En el caso de La lavandería, la denuncia se articula a través de la sátira más descarada, un tono que Soderbergh ya exploró en El desinformante y que sobrevuela sus comedias más frívolas (pienso en la saga de los La gran estafa / Ocean's Eleven). Y, por último, lo nuevo del cineasta norteamericano se presenta como un fragmentario collage que se ramifica en la esfera internacional, una estrategia que ya resplandecía en Contagio, que a su vez comparte con La lavandería su carácter “procesual”.
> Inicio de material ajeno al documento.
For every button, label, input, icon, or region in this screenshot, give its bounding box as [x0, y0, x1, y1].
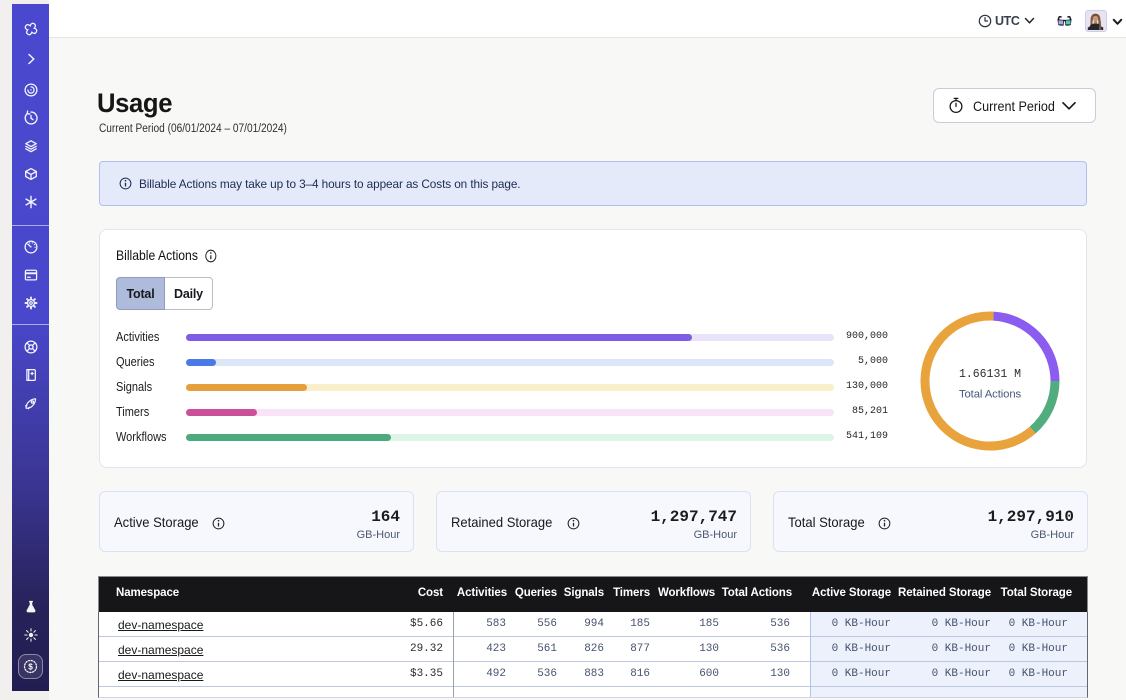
svg-text:$: $ — [28, 662, 33, 671]
svg-text:Total Actions: Total Actions — [959, 389, 1022, 401]
svg-text:1.66131 M: 1.66131 M — [959, 368, 1021, 381]
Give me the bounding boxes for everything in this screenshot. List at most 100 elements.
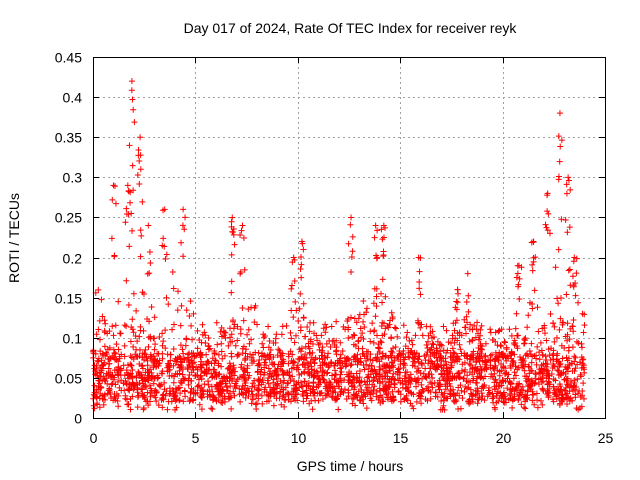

Resulta impactante la seguridad con la que Soderbergh –todo un veterano de la industria a sus 56 años– emplea las herramientas cinematográficas a su disposición para embestir contra la avaricia del sistema capitalista, un mensaje que ya se infiltraba en el díptico que forman Magic Mike y La estafa de los Logan. La película brilla cuando se proyecta a las alturas de la comedia cínica de la mano del dúo formado por Gary Oldman y Antonio Banderas, que en la piel de los abogados Jürgen Mossack y Ramón Fonseca –cuyas actividades fraudulentas fueron destapadas por los Papeles de Panamá–, devienen los narradores de La lavandería. Rompiendo la cuarta pared y exhibiendo con absoluto descaro la cara más amoral del sistema, Oldman y Banderas son la punta de lanza de una película que, en su despliegue autorreflexivo, dialoga con la herencia de Bertolt Brecht para animar a los espectadores a no olvidar que la ficción (basada en hechos reales) no es más que el reflejo de un conflicto real de profundo calado sociopolítico.